ANTARAJATIM

PORTAL BERITA JATIM


ILUSTRASI.

Sumber: Harian ANTARAJATIM | Editor: Ignatia Maria Sri Sayekti

ANTARAJATIM.NET – Tak sedikit pengembang properti menuai gugatan PKPU dan kepailitan. Meja hijau menjadi jalan terakhir bagi konsumen maupun kreditur untuk mencari keadilan, buntut dari kealpaan pengembang memenuhi kewajibannya.

Dalam sebulan terakhir, Pengadilan Negeri Jakarta Pusat setidaknya menerima pendaftaran empat perkara penundaan kewajiban pembayaran utang (PKPU). Pada 5 Februari dan 18 Februari 2021, misalnya, dua pengembang digugat PKPU, masing-masing PT Pollux Kemang Superblok dan PT Menara Depok Asri. Kemudian pada 4-5 Maret 2021, giliran dua pengembang lainnya, PT Jakarta Realty dan PT Hutama Anugrah Propertindo, menuai gugatan PKPU di PN Jakarta Pusat.

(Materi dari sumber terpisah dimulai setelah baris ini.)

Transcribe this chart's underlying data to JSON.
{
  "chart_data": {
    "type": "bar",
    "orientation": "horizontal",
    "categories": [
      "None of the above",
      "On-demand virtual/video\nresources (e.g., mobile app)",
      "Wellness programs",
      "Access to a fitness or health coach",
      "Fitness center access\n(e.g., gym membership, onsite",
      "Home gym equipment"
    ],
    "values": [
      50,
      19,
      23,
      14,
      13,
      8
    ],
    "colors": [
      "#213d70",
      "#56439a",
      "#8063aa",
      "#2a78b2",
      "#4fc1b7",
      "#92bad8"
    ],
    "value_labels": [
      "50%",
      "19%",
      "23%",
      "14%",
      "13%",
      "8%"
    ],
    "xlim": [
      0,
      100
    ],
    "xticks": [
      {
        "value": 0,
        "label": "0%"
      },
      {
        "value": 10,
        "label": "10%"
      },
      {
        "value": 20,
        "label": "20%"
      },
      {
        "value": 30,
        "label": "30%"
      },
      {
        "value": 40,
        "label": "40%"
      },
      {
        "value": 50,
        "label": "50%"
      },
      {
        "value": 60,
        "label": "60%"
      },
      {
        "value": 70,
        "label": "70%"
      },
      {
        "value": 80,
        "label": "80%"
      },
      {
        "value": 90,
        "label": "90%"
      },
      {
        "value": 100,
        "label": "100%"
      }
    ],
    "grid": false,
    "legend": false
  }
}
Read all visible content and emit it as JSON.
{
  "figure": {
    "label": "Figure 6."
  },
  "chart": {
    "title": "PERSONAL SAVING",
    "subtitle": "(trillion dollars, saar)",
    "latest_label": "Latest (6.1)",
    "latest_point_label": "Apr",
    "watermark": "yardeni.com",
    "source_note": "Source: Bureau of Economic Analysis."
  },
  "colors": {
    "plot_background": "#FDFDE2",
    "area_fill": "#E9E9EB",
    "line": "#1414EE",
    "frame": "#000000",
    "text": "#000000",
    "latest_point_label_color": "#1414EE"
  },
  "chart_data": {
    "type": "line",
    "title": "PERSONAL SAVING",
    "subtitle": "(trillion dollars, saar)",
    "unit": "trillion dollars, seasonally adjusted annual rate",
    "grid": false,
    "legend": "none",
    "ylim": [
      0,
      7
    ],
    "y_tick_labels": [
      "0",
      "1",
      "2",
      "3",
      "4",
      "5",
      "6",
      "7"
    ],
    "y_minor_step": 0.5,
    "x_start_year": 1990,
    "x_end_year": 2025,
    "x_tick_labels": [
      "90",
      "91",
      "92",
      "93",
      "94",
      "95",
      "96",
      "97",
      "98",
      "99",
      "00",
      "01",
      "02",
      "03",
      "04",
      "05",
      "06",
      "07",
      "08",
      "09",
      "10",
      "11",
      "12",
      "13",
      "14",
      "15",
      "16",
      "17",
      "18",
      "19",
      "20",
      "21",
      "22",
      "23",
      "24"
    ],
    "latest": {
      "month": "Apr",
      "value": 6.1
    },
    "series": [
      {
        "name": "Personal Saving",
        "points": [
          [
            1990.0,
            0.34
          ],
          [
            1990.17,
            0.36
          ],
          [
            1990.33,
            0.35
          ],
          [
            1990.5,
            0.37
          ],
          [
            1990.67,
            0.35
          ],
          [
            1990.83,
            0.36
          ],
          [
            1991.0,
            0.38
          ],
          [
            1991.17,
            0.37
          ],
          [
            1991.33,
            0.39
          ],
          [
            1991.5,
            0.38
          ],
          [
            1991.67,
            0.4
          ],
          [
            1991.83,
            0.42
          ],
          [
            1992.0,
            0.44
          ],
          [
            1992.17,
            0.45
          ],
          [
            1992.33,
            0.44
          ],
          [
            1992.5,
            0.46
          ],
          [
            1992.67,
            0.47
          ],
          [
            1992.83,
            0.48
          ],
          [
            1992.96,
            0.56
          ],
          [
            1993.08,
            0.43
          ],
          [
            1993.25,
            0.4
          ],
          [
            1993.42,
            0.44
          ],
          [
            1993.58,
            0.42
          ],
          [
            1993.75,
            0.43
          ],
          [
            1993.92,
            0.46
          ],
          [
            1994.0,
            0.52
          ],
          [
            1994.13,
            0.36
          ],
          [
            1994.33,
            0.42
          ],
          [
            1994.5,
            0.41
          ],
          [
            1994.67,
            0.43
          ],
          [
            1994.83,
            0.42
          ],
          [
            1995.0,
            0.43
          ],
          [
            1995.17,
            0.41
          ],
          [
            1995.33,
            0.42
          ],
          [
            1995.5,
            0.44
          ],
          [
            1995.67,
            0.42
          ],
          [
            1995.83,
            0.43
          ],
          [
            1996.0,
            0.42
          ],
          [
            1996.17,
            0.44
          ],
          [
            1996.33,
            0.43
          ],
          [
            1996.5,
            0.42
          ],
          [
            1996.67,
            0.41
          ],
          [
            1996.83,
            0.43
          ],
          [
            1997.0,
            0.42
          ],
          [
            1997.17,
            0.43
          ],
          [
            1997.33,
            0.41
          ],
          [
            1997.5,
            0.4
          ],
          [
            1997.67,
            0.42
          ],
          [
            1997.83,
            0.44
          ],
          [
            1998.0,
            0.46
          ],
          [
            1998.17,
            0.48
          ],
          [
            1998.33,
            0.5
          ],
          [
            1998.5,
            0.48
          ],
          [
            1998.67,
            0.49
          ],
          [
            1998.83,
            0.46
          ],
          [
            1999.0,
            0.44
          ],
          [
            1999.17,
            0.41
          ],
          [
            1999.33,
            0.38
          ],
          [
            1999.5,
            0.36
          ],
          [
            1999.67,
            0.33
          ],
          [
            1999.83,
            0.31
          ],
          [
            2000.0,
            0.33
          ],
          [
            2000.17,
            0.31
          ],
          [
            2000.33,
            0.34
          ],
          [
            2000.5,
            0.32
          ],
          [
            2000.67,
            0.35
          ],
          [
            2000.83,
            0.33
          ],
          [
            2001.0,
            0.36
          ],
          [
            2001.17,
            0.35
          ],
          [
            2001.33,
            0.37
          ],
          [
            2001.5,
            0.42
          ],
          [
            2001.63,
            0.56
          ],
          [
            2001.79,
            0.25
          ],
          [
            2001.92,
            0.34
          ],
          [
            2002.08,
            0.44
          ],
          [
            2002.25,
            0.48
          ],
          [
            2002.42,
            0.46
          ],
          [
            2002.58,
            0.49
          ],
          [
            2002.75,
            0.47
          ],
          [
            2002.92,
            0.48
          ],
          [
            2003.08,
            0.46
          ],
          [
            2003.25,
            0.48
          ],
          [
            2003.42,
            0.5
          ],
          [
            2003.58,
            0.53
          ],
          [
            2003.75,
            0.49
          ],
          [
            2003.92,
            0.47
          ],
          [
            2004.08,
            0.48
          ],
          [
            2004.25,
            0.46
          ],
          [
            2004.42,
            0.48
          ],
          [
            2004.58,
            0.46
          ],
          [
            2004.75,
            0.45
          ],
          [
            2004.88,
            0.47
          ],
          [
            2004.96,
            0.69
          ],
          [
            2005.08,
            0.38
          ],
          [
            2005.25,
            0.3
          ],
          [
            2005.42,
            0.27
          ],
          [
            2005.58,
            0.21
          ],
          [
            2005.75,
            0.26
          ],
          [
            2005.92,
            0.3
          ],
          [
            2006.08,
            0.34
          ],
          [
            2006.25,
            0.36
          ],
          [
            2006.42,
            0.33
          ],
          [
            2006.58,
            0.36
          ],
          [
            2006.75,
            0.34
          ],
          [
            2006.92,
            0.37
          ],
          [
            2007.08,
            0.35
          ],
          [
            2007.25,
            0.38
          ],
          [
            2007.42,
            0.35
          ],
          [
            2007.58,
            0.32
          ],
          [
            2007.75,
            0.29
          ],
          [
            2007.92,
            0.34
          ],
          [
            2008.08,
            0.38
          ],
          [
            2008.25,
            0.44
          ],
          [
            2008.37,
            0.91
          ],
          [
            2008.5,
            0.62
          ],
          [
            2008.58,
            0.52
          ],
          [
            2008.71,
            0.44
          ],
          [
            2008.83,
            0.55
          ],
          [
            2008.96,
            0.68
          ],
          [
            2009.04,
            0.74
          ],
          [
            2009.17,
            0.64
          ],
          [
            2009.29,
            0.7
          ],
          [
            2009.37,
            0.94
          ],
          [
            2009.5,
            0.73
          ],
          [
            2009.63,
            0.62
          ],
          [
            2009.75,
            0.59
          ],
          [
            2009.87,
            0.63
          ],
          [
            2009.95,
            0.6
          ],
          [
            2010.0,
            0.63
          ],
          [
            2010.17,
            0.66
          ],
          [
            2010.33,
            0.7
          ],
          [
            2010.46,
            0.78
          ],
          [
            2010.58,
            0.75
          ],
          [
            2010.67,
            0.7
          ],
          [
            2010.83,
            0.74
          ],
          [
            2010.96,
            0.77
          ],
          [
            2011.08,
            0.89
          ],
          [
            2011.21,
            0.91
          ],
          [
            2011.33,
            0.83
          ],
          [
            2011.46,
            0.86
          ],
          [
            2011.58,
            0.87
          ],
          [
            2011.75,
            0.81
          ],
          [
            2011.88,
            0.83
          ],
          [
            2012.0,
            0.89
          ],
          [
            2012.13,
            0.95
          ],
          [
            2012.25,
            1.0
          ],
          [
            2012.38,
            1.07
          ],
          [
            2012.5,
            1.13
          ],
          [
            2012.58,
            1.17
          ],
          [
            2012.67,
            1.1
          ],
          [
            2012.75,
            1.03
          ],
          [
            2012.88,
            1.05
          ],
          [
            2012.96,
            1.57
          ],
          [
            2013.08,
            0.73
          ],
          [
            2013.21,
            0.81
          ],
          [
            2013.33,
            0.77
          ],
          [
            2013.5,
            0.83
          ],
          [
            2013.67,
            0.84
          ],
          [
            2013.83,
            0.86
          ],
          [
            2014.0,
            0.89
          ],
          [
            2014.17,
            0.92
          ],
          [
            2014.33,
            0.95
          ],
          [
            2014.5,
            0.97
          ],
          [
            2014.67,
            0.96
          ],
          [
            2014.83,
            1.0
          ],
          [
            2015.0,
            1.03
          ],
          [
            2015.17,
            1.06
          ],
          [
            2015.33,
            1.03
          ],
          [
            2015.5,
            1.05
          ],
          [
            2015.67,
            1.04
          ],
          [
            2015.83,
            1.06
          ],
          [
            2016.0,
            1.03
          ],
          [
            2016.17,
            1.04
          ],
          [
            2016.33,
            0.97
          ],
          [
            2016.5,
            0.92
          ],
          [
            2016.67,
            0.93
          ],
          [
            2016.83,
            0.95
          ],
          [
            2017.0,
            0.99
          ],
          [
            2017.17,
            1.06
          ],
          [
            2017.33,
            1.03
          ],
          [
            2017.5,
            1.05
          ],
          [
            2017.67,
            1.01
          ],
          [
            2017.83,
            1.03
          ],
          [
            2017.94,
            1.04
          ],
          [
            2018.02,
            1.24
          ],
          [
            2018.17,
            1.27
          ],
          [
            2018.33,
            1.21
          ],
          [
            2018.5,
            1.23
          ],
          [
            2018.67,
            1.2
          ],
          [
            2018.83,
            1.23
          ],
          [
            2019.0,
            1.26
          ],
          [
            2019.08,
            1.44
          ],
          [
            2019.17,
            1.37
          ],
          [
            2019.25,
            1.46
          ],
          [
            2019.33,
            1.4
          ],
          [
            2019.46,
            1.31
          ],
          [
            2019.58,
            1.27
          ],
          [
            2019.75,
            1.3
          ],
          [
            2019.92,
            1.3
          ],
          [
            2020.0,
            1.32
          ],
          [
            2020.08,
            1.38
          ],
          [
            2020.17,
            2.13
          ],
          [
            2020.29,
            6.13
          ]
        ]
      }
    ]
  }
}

Sebelum ini, PT Sentul City Tbk (BKSL) juga digugat PKPU. Meski belum final, mereka lolos dari ancaman pailit. Pada Selasa (9/3) lalu, para kreditur yang mengajukan permohonan PKPU menyepakati upaya restrukturisasi yang diajukan emiten properti tersebut.

Dalam rapat pemungutan suara terkait PKPU di PN Jakarta Pusat, seluruh kreditur separatis dan 97% kreditur konkuren yang terdiri dari mayoritas konsumen BKSL memberikan persetujuan atas proposal rencana perdamaian yang diajukan oleh BKSL.

Sepanjang tahun 2020, jumlah perkara PKPU memang meningkat dibandingkan dengan tahun 2019. Mengutip data sistem informasi penelusuran perkara (SIPP) dari lima pengadilan niaga (PN), yakni PN Jakarta Pusat, PN Medan, PN Semarang, PN Surabaya dan PN Makassar, tren kasus PKPU meningkat.

Pada tahun 2019 terdapat 434 perkara PKPU, maka di tahun 2020 jumlahnya meningkat menjadi 641 perkara.

Pandemi korona turut menekan bisnis properti. Daya beli konsumen melemah, sehingga mempengaruhi kinerja para pengembang. Lantaran proyek macet dan target penjualan tak tercapai, pengembang tak mampu memenuhi kewajibannya. Jalur PKPU dan kepailitan pun menjadi pilihan para kreditur.

Selain kreditur, perkara PKPU merugikan konsumen. Ujung-ujungnya, konsumen adalah pihak yang paling terjepit dan tidak beruntung dengan perkara di meja hijau.

Lagi-lagi, sedia payung sebelum hujan adalah pilihan terbaik. Sebelum membeli properti, konsumen harus cermat. Hal yang paling utama adalah mempertimbangkan kredibilitas pengembang, termasuk soal kemampuan finansial, tata kelola perusahaan, hingga menyusuri legalitas produk propertinya.